When I applied to the Disney College Program in February of 2014, I was faced with a myriad of questions from the less-informed masses. Would I be going to a Disney college? How was this going to help me as a History major? I wouldn't -gasp- be selling popcorn or cleaning bathrooms, would I? With the exception of other college students who had looked into the program themselves, or the few others I've spoken to who had actually done the program in the past, I had a very difficult time finding anyone who knew what the program was all about, and how it would actually be beneficial for my future. Even though the program has become extremely popular in recent years, the Career Services department at my (albeit small) college, and my academic adviser had no prior knowledge of the program until I brought it to their attention.
To fully understand what the Disney College Program is all about, and how it can most definitely be beneficial to a student of any major, let's take a walk down memory lane, and learn about how the program came to grow from a small group of students in the Magic Kingdom to thousands of domestic and international students on both sides of the country.

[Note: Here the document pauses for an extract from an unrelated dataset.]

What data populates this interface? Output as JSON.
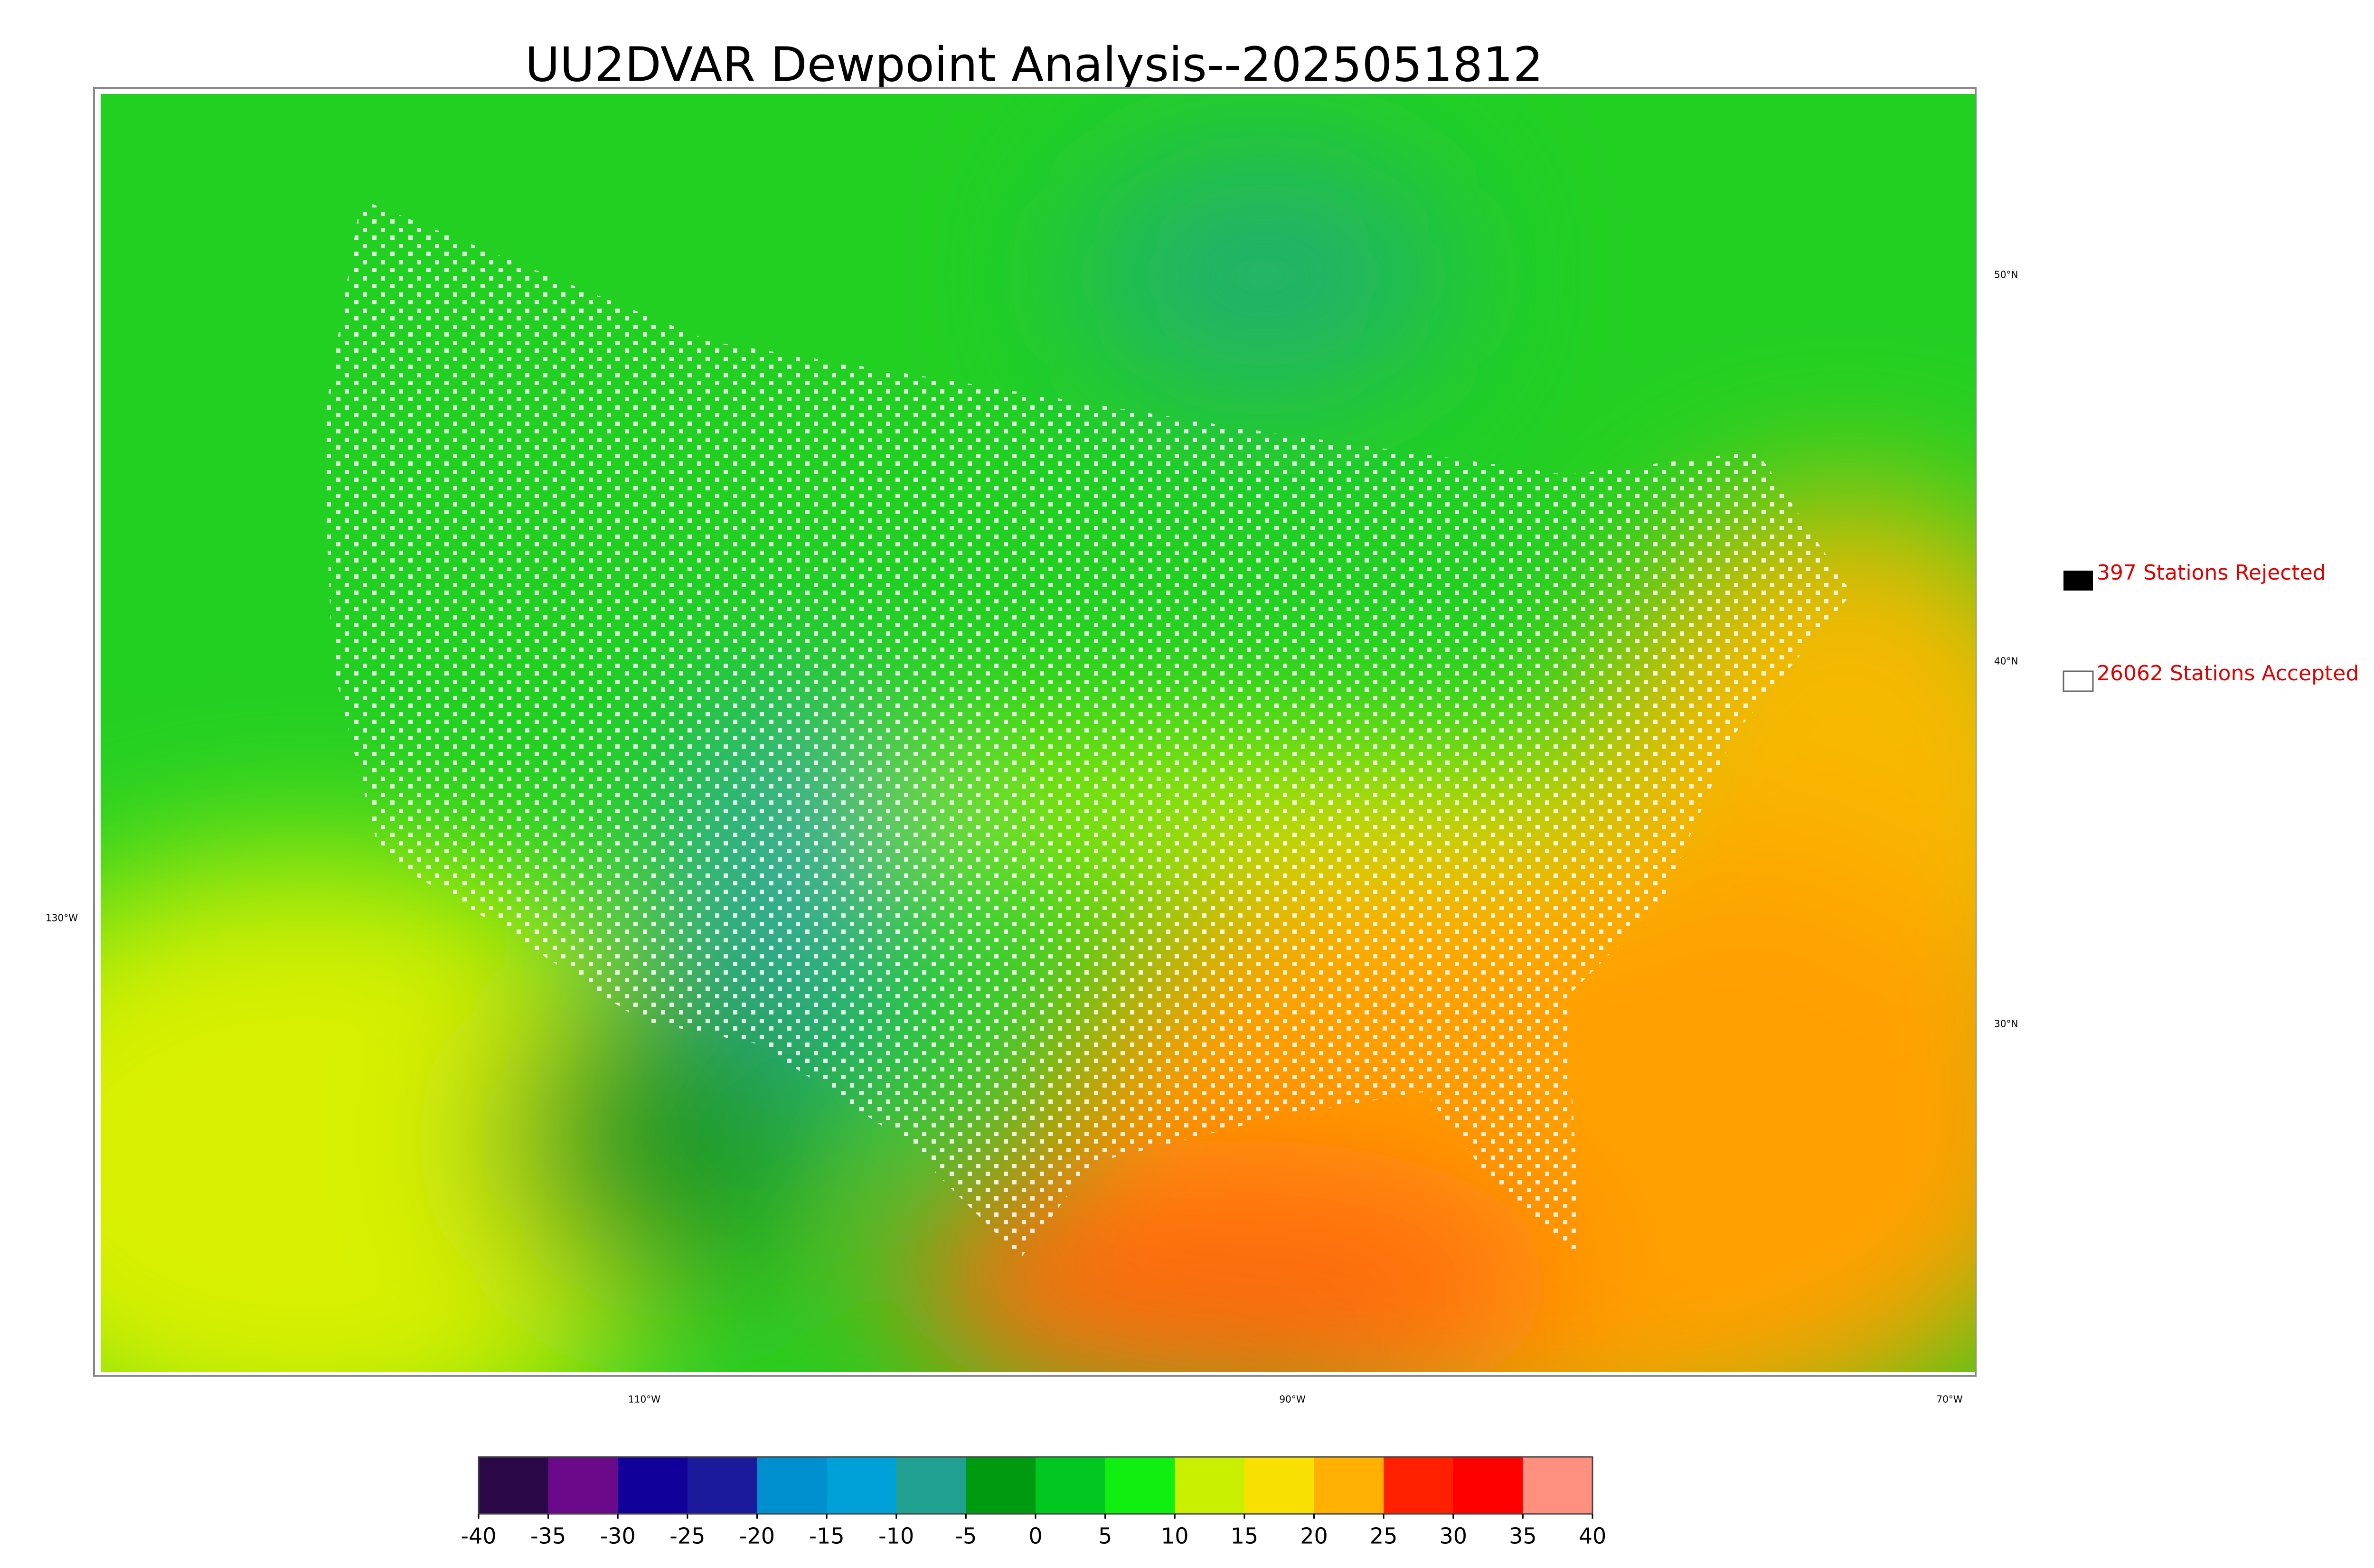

The Beginning: The Magic Kingdom College Program
The first ever Disney College Program took place in 1981. Before getting into the specifics about this early internship program, let's think about what was happening with the Walt Disney Company during this time. During the late 1970s, Walt Disney World was made up of the Magic Kingdom, a couple of resorts, and a few other recreational offerings such as what was then known as Treasure Island (the now-defunct island that eventually became Discovery Island), the Disney Village (a much smaller version of what is now Disney Springs), and of course, River Country, the first Disney water park. Plans for EPCOT Center were moving along, while the number of cast members employed at any given time was relatively unsteady.

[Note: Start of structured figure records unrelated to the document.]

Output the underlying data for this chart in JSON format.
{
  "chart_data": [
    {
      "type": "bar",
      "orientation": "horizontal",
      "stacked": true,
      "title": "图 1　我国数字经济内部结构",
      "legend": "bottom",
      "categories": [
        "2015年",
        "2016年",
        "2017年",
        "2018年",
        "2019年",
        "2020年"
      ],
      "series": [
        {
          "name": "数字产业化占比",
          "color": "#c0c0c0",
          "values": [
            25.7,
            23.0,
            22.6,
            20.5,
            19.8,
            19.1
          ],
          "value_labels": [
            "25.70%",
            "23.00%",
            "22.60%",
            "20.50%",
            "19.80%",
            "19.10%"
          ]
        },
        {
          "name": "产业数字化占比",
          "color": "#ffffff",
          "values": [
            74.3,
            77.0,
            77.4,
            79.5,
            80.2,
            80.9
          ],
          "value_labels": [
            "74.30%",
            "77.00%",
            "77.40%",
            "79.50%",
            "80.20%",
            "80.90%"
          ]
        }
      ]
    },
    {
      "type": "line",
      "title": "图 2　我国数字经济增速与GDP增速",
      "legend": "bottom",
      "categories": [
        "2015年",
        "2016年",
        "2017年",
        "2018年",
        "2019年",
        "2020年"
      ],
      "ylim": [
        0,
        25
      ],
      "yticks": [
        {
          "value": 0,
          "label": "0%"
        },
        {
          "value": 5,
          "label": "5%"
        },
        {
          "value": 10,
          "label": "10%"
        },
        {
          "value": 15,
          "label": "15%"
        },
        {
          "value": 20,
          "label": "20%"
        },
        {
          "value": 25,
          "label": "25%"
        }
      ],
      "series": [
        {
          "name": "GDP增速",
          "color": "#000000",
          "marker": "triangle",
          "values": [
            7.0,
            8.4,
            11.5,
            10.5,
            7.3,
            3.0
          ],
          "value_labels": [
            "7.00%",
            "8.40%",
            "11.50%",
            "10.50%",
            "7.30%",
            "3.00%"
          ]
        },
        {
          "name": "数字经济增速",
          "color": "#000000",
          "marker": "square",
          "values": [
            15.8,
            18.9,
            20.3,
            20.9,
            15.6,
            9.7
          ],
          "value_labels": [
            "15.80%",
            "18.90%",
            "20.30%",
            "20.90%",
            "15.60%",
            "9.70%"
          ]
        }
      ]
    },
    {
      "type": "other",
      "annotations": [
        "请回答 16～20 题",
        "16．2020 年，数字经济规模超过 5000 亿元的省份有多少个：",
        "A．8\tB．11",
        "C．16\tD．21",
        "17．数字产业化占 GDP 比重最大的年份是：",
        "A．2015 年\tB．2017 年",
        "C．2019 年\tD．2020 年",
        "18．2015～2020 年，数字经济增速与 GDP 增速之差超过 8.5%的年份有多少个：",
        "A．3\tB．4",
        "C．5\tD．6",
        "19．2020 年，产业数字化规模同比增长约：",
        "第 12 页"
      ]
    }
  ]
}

While the resort itself expanded, so did the resources available to cast members, to make their time going to and from work more efficient. During this time of expansion in the pre-Epcot days, Disney experimented with hiring students from local colleges to work at the Magic Kingdom in exchange for course credit. The students would be given a role that was at least somewhat related to their majors, and they would be able to shadow management in their areas on the job. At this time, there was no official name for the work these students were doing, they were simply being recruited to work in the park in exchange for course credit.

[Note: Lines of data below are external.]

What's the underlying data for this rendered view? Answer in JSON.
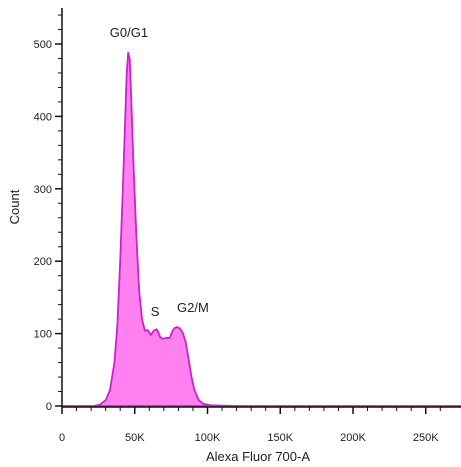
{
  "colors": {
    "fill": "#ff80ee",
    "stroke": "#cc22cc",
    "axis": "#111111"
  },
  "chart_data": {
    "type": "area",
    "xlabel": "Alexa Fluor 700-A",
    "ylabel": "Count",
    "xlim": [
      0,
      262144
    ],
    "ylim": [
      0,
      540
    ],
    "x_ticks": [
      {
        "value": 0,
        "label": "0"
      },
      {
        "value": 50000,
        "label": "50K"
      },
      {
        "value": 100000,
        "label": "100K"
      },
      {
        "value": 150000,
        "label": "150K"
      },
      {
        "value": 200000,
        "label": "200K"
      },
      {
        "value": 250000,
        "label": "250K"
      }
    ],
    "y_ticks": [
      {
        "value": 0,
        "label": "0"
      },
      {
        "value": 100,
        "label": "100"
      },
      {
        "value": 200,
        "label": "200"
      },
      {
        "value": 300,
        "label": "300"
      },
      {
        "value": 400,
        "label": "400"
      },
      {
        "value": 500,
        "label": "500"
      }
    ],
    "annotations": [
      {
        "text": "G0/G1",
        "x": 46000,
        "y": 510
      },
      {
        "text": "S",
        "x": 64000,
        "y": 124
      },
      {
        "text": "G2/M",
        "x": 90000,
        "y": 130
      }
    ],
    "series": [
      {
        "points": [
          [
            0,
            0
          ],
          [
            22000,
            0
          ],
          [
            26000,
            2
          ],
          [
            30000,
            8
          ],
          [
            33000,
            22
          ],
          [
            36000,
            60
          ],
          [
            38000,
            110
          ],
          [
            40000,
            200
          ],
          [
            42000,
            310
          ],
          [
            43500,
            400
          ],
          [
            44500,
            460
          ],
          [
            45500,
            488
          ],
          [
            46500,
            480
          ],
          [
            47500,
            430
          ],
          [
            49000,
            340
          ],
          [
            51000,
            240
          ],
          [
            53000,
            160
          ],
          [
            55000,
            120
          ],
          [
            57000,
            104
          ],
          [
            59000,
            105
          ],
          [
            61000,
            98
          ],
          [
            63000,
            104
          ],
          [
            65000,
            106
          ],
          [
            66000,
            103
          ],
          [
            67500,
            95
          ],
          [
            69000,
            93
          ],
          [
            72000,
            94
          ],
          [
            74000,
            94
          ],
          [
            76000,
            104
          ],
          [
            77500,
            108
          ],
          [
            79000,
            109
          ],
          [
            81000,
            107
          ],
          [
            83000,
            101
          ],
          [
            85000,
            88
          ],
          [
            87000,
            65
          ],
          [
            89000,
            40
          ],
          [
            91000,
            22
          ],
          [
            94000,
            8
          ],
          [
            97000,
            3
          ],
          [
            102000,
            1
          ],
          [
            120000,
            0
          ],
          [
            262144,
            0
          ]
        ]
      }
    ]
  }
}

As EPCOT Center's opening year approached, Disney's casting and recruitment department worked out the details of creating an official internship program for college students to work at the resort. This new program would be a win-win for both the company and the college students - the company would have new cast members to take over some of the roles that had experienced a lot of turnover, and the students would gain resume-enhancing work experience as well as college credit. Initially, Disney sent recruiters to only a few colleges for the first recruiting season in 1980, including University of North Carolina, University of Alabama, and University of Georgia, and a couple of other colleges more local to the resort. After an informal (but in-person) round of interviews, 250 students were chosen to participate in what would be called the Magic Kingdom College Program, in 1981, just one year prior to the official opening of EPCOT Center.
The students were housed off Disney property in Kissimmee, in a mobile home park known as the Snow White Village Campground. If you happen to be driving in the area, and you notice a street called Seven Dwarfs Lane, you might be surprised to learn that the first college program housing was located on that street, just off the highway. Nearby, was another early housing complex called the Lake Vista Village Apartments, which housed the first rounds of international college students in the mid-1980s. Both complexes included a swimming pool and security, as well as bus or van transportation for interns to get to and from their seminars and work locations.